I agree a VINTAGE casket may be a part of funeral history, but that's not what the PCS is about. Its about the cars. Its the Professional CAR Society, not the Professional Funeral History Society.
If a casket/coffin/Ziegler is period correct to the coach, then it enhances - just as a church truck in its compartment, mounted funeral flag, one man cot/gurney in a combination or ambulance, or any number of items that would have been used in an ambulance (suction cylinder, oxygen tanks, resuscitator, defibrillator, backboards, oxygen meters, folding cots, stair chairs, scoop stretchers, restraints, cervical collars, splints, traction devices, radio gear, extra linens, spit pans, urinals, sand bags, medical supplies, etc.) Also consider that vintage funeral parking sings are displayed with regularity. Or a beautiful handmade Victorian coffin in the back of a horse drawn. None of these items came with the coach John. The reason you were given I feel was pure hogwash.
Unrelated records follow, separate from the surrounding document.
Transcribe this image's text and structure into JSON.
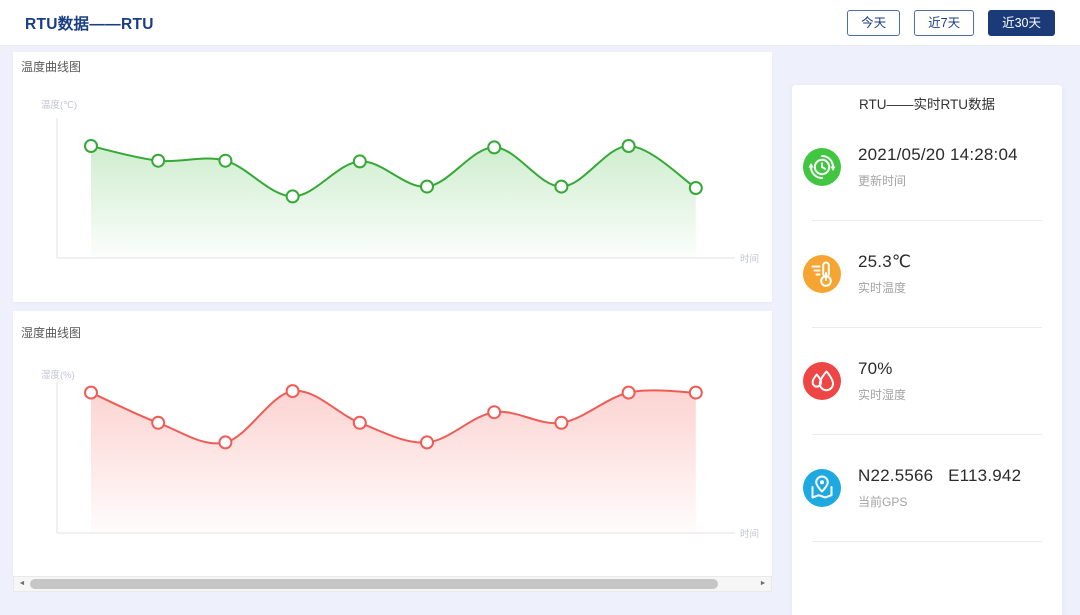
{
  "header": {
    "title": "RTU数据——RTU",
    "buttons": [
      {
        "id": "today",
        "label": "今天",
        "active": false
      },
      {
        "id": "7days",
        "label": "近7天",
        "active": false
      },
      {
        "id": "30days",
        "label": "近30天",
        "active": true
      }
    ]
  },
  "chart_data": [
    {
      "type": "area",
      "title": "温度曲线图",
      "ylabel": "温度(℃)",
      "xlabel": "时间",
      "line_color": "#35a935",
      "fill_rgb": "96,197,96",
      "marker": "white-circle-green-ring",
      "axis_tick_labels": "none",
      "points_norm": [
        0.8,
        0.695,
        0.695,
        0.44,
        0.69,
        0.51,
        0.79,
        0.51,
        0.8,
        0.5
      ]
    },
    {
      "type": "area",
      "title": "湿度曲线图",
      "ylabel": "湿度(%)",
      "xlabel": "时间",
      "line_color": "#f15b55",
      "fill_rgb": "243,112,105",
      "marker": "white-circle-red-ring",
      "axis_tick_labels": "none",
      "points_norm": [
        0.93,
        0.73,
        0.6,
        0.94,
        0.73,
        0.6,
        0.8,
        0.73,
        0.93,
        0.93
      ]
    }
  ],
  "sidebar": {
    "title": "RTU——实时RTU数据",
    "items": [
      {
        "id": "update-time",
        "icon": "refresh-clock",
        "color": "#42c642",
        "value": "2021/05/20 14:28:04",
        "label": "更新时间"
      },
      {
        "id": "realtime-temperature",
        "icon": "thermometer",
        "color": "#f6a532",
        "value": "25.3℃",
        "label": "实时温度"
      },
      {
        "id": "realtime-humidity",
        "icon": "water-drop",
        "color": "#ee4545",
        "value": "70%",
        "label": "实时湿度"
      },
      {
        "id": "current-gps",
        "icon": "map-pin",
        "color": "#1fa9e1",
        "value": "N22.5566   E113.942",
        "label": "当前GPS"
      }
    ]
  },
  "scrollbar": {
    "left_arrow": "◄",
    "right_arrow": "►"
  }
}
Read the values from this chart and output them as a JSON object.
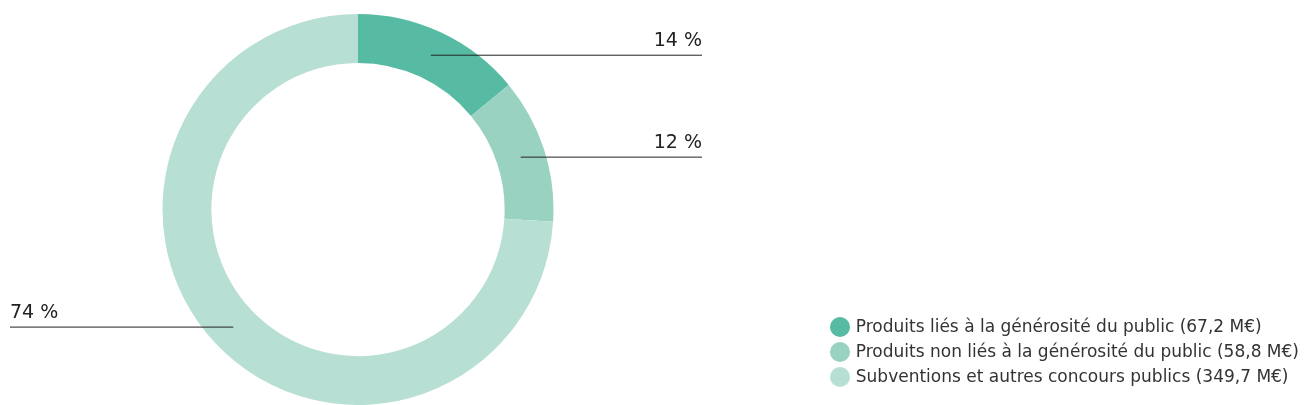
{
  "chart_data": {
    "type": "donut",
    "categories": [
      "Produits liés à la générosité du public (67,2 M€)",
      "Produits non liés à la générosité du public (58,8 M€)",
      "Subventions et autres concours publics (349,7 M€)"
    ],
    "values": [
      14,
      12,
      74
    ],
    "colors": [
      "#57bba3",
      "#99d2c1",
      "#b8dfd3"
    ],
    "value_labels": [
      "14 %",
      "12 %",
      "74 %"
    ],
    "legend": "bottom right"
  }
}
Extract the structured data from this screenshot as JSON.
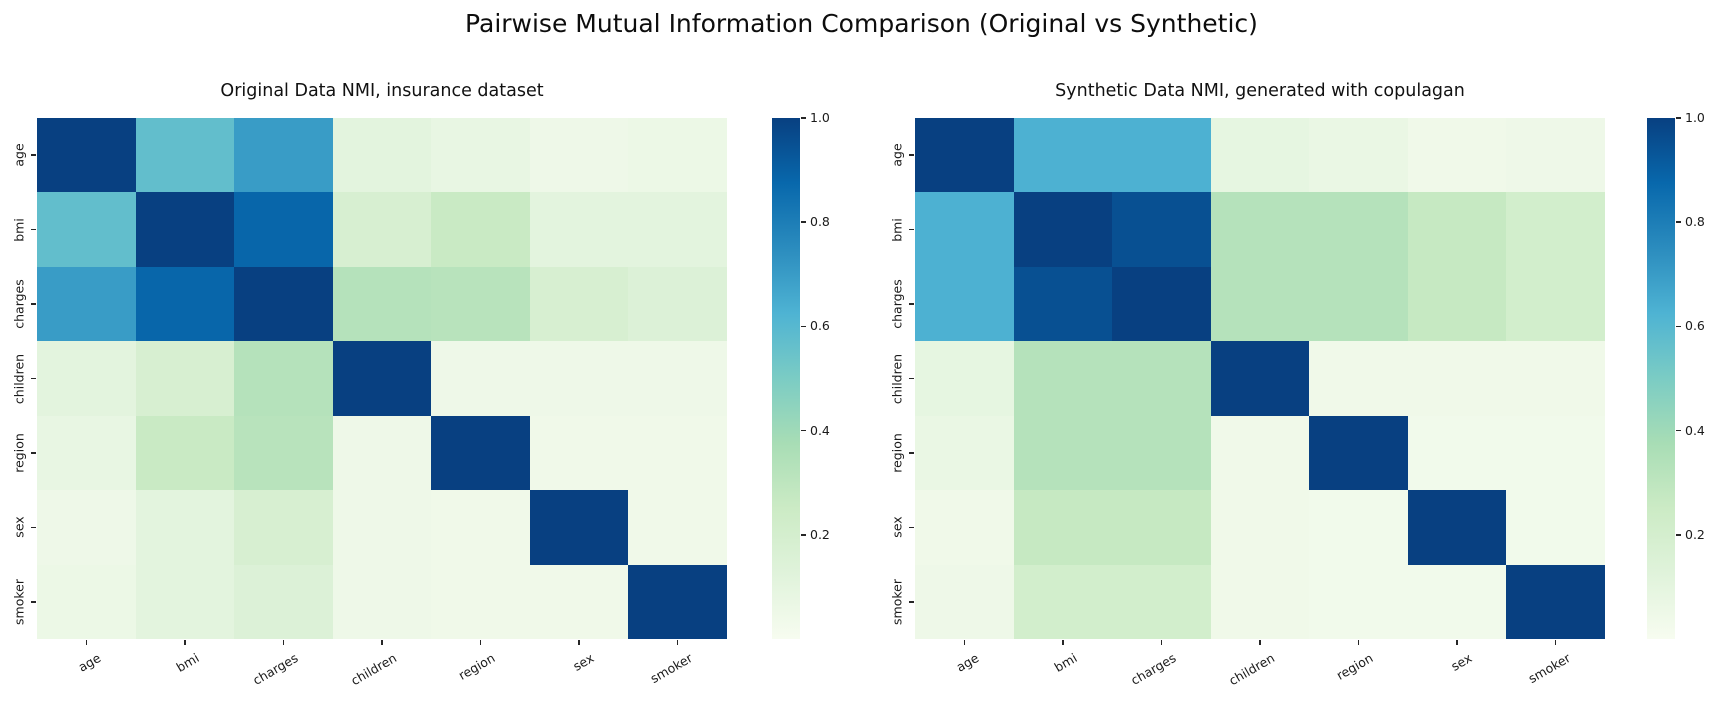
{
  "figure": {
    "suptitle": "Pairwise Mutual Information Comparison (Original vs Synthetic)"
  },
  "labels": [
    "age",
    "bmi",
    "charges",
    "children",
    "region",
    "sex",
    "smoker"
  ],
  "colorbar": {
    "ticks": [
      "1.0",
      "0.8",
      "0.6",
      "0.4",
      "0.2"
    ],
    "tick_values": [
      1.0,
      0.8,
      0.6,
      0.4,
      0.2
    ],
    "colormap": "GnBu"
  },
  "colors": {
    "background": "#ffffff",
    "colormap_low": "#f7fcf0",
    "colormap_high": "#084081",
    "diagonal": "#084081",
    "tick": "#262626",
    "text": "#151515"
  },
  "chart_data": [
    {
      "type": "heatmap",
      "title": "Original Data NMI, insurance dataset",
      "categories": [
        "age",
        "bmi",
        "charges",
        "children",
        "region",
        "sex",
        "smoker"
      ],
      "vmin": 0.0,
      "vmax": 1.0,
      "colormap": "GnBu",
      "legend_position": "right-colorbar",
      "matrix": [
        [
          1.0,
          0.57,
          0.7,
          0.11,
          0.08,
          0.05,
          0.06
        ],
        [
          0.57,
          1.0,
          0.88,
          0.18,
          0.26,
          0.11,
          0.11
        ],
        [
          0.7,
          0.88,
          1.0,
          0.33,
          0.32,
          0.18,
          0.15
        ],
        [
          0.11,
          0.18,
          0.33,
          1.0,
          0.05,
          0.05,
          0.05
        ],
        [
          0.08,
          0.26,
          0.32,
          0.05,
          1.0,
          0.04,
          0.04
        ],
        [
          0.05,
          0.11,
          0.18,
          0.05,
          0.04,
          1.0,
          0.04
        ],
        [
          0.06,
          0.11,
          0.15,
          0.05,
          0.04,
          0.04,
          1.0
        ]
      ]
    },
    {
      "type": "heatmap",
      "title": "Synthetic Data NMI, generated with copulagan",
      "categories": [
        "age",
        "bmi",
        "charges",
        "children",
        "region",
        "sex",
        "smoker"
      ],
      "vmin": 0.0,
      "vmax": 1.0,
      "colormap": "GnBu",
      "legend_position": "right-colorbar",
      "matrix": [
        [
          1.0,
          0.63,
          0.63,
          0.09,
          0.07,
          0.04,
          0.05
        ],
        [
          0.63,
          1.0,
          0.95,
          0.33,
          0.33,
          0.27,
          0.21
        ],
        [
          0.63,
          0.95,
          1.0,
          0.33,
          0.33,
          0.27,
          0.21
        ],
        [
          0.09,
          0.33,
          0.33,
          1.0,
          0.04,
          0.04,
          0.04
        ],
        [
          0.07,
          0.33,
          0.33,
          0.04,
          1.0,
          0.03,
          0.03
        ],
        [
          0.04,
          0.27,
          0.27,
          0.04,
          0.03,
          1.0,
          0.03
        ],
        [
          0.05,
          0.21,
          0.21,
          0.04,
          0.03,
          0.03,
          1.0
        ]
      ]
    }
  ]
}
All of these items are in fact one in the same yet for bizarre reasons are weighted differently. Acceptance of an ambulance being displayed decked out with accessories but not a hearse is transparent hypocrisy. Yes, I understand the public's perception of caskets/coffins fully. No, I don't drive around with one. (My teens National Casket Co rail box in Flint had a purpose and doesn't count! ) Doesn't mean there isn't a tactful way to have a stock period casket/coffin which remains closed in the back of a vehicle at a show where it isn't on 'display' front and center.
Take this analogy:
In the US, women have the right to choose what happens with their body after conception to a certain point where legally an embryo crosses into being considered a baby. Yet before that point, if you're responsible for the death of that woman, you'll take not one but two homicide charges.
This is precisely how I've always viewed PCS' casket rule. This duplicity simply should not exist in principle - without so much as taking/stating sides. Yet it does. Ambulance but not hearse. Redundantly got it.